A couple of distinction make the discussion clearer, however. Zadeh --
and some even madder epigones -- have developed at least three fuzziness
theories: set theory, logic, and arithmetic. The set theory takes the
range of the characteristic function of a set from the usual {0,1} to
[0,1], from a set with two members to a closed real interval. But the
underlying logic of this theory is two-valued: c-set(object)=r gives the
right value or it does not. The fun comes in figuring out how the values
for derivative sets comes from that for basic sets -- various kinds of
intersections and unions and (worst, since it does not work at all
regularly) subselections (red horses as opposed to things red and horses).
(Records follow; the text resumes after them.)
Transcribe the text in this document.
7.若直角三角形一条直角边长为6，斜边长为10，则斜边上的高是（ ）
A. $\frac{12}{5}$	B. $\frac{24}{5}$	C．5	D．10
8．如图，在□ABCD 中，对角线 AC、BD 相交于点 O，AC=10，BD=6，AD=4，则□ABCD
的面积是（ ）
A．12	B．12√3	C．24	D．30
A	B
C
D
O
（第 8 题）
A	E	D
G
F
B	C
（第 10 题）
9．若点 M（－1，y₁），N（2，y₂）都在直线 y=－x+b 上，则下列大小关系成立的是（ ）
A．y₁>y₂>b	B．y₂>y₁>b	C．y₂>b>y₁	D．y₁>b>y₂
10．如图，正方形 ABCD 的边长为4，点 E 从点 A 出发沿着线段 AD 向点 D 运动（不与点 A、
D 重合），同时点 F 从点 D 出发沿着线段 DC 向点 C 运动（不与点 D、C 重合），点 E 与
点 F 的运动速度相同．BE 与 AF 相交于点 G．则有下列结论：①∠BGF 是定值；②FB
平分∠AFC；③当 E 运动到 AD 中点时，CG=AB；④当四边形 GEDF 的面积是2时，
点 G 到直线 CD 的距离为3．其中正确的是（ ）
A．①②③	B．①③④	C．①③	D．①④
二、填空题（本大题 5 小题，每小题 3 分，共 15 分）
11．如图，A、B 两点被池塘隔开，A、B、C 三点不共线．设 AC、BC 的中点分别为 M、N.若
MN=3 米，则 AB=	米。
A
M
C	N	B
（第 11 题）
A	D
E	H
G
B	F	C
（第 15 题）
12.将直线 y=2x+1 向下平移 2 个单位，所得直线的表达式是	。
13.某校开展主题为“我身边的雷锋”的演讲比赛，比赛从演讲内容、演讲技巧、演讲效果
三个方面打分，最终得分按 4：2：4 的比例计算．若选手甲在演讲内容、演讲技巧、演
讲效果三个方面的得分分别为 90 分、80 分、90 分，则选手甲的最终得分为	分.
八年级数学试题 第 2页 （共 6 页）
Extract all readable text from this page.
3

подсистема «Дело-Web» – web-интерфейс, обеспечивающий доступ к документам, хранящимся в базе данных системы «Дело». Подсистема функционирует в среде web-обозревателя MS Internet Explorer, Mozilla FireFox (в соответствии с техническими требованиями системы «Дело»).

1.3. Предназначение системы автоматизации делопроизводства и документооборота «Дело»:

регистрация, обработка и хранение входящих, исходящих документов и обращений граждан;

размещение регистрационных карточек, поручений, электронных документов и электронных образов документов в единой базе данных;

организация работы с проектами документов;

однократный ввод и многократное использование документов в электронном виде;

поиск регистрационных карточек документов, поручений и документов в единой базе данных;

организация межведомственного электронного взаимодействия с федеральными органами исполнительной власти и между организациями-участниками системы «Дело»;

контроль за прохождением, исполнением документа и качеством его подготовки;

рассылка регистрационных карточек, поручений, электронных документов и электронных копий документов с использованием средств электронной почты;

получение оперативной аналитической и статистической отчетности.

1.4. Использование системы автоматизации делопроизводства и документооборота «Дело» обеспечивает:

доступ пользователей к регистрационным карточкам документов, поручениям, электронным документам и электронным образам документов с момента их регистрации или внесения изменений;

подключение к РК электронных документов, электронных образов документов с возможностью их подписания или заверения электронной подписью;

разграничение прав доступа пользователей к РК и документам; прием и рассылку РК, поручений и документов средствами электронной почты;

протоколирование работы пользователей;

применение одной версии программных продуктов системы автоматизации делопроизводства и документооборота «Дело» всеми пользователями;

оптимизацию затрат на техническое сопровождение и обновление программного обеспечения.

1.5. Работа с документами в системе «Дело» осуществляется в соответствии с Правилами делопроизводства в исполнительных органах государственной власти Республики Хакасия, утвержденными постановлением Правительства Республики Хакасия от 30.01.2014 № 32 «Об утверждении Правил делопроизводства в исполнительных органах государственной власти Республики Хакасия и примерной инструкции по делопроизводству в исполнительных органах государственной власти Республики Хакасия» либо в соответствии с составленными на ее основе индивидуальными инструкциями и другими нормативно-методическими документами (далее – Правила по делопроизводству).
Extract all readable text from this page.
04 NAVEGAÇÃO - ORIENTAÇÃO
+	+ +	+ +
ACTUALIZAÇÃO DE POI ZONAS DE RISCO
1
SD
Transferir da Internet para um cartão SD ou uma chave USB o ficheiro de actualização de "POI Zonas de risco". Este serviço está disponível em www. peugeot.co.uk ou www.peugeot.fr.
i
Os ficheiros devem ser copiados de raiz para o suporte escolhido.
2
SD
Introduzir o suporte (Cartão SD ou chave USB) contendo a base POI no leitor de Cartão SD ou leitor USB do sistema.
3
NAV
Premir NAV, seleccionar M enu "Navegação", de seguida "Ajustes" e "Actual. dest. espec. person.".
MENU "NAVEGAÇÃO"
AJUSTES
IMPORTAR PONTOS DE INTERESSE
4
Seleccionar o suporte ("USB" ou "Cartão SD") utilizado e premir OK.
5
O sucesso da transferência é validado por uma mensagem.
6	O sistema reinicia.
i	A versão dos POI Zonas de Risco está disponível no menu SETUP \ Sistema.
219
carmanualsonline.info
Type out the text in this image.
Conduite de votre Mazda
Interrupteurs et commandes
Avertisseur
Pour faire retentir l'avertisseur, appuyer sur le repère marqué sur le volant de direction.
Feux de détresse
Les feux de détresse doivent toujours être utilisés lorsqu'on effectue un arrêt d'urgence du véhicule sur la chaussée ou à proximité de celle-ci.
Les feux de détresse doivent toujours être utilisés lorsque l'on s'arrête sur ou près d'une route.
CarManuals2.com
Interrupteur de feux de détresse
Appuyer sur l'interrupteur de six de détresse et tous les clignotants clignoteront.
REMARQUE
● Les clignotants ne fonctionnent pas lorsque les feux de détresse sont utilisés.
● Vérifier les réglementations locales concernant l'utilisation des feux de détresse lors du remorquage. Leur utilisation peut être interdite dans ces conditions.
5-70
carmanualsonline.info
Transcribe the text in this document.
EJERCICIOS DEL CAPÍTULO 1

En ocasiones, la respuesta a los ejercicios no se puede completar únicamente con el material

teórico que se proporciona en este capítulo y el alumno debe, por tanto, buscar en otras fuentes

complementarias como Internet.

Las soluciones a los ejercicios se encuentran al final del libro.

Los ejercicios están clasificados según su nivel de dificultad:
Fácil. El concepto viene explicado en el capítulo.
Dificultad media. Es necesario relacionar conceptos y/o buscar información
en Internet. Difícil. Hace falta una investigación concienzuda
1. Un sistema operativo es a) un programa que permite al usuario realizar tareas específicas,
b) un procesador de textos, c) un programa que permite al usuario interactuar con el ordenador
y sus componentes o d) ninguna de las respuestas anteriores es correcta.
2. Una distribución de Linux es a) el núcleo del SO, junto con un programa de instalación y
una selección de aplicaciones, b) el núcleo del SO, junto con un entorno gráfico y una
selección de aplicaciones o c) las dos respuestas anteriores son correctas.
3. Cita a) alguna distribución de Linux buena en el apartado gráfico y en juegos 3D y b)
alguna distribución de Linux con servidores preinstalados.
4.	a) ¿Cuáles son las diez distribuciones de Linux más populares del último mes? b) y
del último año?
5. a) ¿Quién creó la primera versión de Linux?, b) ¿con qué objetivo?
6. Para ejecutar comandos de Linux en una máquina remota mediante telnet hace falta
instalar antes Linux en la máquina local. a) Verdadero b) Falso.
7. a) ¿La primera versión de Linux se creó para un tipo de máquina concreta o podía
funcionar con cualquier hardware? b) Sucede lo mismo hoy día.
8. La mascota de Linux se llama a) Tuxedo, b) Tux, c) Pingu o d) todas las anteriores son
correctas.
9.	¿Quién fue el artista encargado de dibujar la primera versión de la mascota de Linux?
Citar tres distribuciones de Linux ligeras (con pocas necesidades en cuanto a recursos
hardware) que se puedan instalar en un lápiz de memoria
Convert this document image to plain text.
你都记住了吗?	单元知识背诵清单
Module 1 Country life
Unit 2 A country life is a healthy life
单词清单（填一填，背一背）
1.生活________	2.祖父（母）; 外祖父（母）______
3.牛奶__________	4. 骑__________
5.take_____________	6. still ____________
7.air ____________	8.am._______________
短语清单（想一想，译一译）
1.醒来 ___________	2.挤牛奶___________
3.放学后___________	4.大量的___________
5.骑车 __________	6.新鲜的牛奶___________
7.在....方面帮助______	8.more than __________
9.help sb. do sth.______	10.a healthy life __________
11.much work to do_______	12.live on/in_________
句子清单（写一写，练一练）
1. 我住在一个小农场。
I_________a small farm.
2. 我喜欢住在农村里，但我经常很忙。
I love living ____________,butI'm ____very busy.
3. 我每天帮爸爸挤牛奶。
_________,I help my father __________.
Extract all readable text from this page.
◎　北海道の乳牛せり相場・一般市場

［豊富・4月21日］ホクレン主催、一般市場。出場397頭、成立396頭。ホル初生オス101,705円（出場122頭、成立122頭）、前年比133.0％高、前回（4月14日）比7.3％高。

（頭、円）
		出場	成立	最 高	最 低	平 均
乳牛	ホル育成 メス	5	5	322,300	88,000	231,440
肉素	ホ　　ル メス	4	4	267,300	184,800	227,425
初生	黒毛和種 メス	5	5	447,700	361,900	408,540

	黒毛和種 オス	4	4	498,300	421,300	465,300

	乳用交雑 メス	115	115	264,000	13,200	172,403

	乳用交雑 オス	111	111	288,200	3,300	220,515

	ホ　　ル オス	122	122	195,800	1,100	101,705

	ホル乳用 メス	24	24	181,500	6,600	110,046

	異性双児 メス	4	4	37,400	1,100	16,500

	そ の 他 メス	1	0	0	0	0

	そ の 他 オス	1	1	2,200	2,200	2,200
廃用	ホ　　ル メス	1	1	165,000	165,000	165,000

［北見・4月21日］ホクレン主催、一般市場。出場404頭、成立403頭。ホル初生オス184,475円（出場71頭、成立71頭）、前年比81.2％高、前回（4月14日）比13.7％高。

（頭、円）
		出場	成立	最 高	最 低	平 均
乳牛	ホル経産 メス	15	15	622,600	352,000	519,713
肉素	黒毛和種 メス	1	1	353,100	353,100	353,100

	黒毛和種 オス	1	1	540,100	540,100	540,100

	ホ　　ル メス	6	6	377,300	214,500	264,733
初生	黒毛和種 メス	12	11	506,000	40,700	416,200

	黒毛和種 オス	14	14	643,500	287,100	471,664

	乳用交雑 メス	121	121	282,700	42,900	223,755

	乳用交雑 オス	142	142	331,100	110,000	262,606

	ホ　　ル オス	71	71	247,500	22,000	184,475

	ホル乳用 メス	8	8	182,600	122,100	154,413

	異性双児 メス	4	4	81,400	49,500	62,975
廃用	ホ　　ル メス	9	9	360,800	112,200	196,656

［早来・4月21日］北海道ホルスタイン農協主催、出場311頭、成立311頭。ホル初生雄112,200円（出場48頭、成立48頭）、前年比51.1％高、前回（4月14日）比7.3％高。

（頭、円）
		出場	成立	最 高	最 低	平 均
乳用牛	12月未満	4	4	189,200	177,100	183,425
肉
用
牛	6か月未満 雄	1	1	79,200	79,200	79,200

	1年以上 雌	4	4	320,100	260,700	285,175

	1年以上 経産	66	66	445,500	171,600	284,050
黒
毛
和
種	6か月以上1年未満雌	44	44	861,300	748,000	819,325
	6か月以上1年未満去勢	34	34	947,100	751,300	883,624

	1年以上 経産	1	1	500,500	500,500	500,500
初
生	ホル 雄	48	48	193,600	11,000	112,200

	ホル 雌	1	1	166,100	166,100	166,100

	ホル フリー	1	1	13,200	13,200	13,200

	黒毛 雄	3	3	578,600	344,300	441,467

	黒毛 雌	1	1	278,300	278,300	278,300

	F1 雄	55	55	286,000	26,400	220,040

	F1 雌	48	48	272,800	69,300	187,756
Considering the range of possible members, each set could be seen to have
a characteristic membership gradient (thank you, and) and one of the
developments finding sets related to a given set but with different
gradients, sharper ("very," "extremely," "perfectly" -- this lasted tended
to be almost perpendicular) or flatter ("sorta," "somewhat," "more or
less" and so on). In lojban these are the tanrus and the lujvos with
_mutce_ and its compounds and opposites (and probably other words as well,
if we need them).
>From this, they moved (almost naturally) to taking the value of the
characteristic function for the object as value of the sentence "object is
a member of set" or even "set object." This undergirds a logic and has its
own definitions of the ususal connectives (strange but no stranger than
those in the probability interpretation and falling well within the
framework laid down by the two-valued system, the least restrictive
logic). Among the new connectives actually expressed in this system, most
result in sentences which increase or decrease the truth value of
underlying sentence in a fixed way, similar to -- but different from --
the effects of modifying the membership gradient on sets. The
modificiations are, in both cases, mathematically defined in standard
mathematics. The metalanguage of the logic is still two-valued, i.e., the
truth value of a sentence either is or is not r, some specific real
number.
The fuzzyists have noted the problem that xorxes keeps pointing out, that
officially the characteristic function value or the truth value is this
very precise number. To meet this they have developed fuzzy numbers and
the corresponding fuzzy arithmetic. I haven't fiddled with this much
(it's not logic so I would be less adept at it) but it seems to function
on my grandmother's principle, "Many a mickle maks a muckle," with a
variety of "numbers" not unlike the range of items lojban has in
quantifier set s: "many," "few," "several," and so on, including the
"about n" sort. These then serve as values for fuzzy characteristic or
truth functions in the latest versions of the earlier theories. The
metatheory to this theory is a fuzzy set theory over ordinary
numbers, which are more or less in given ranges.
pc >|83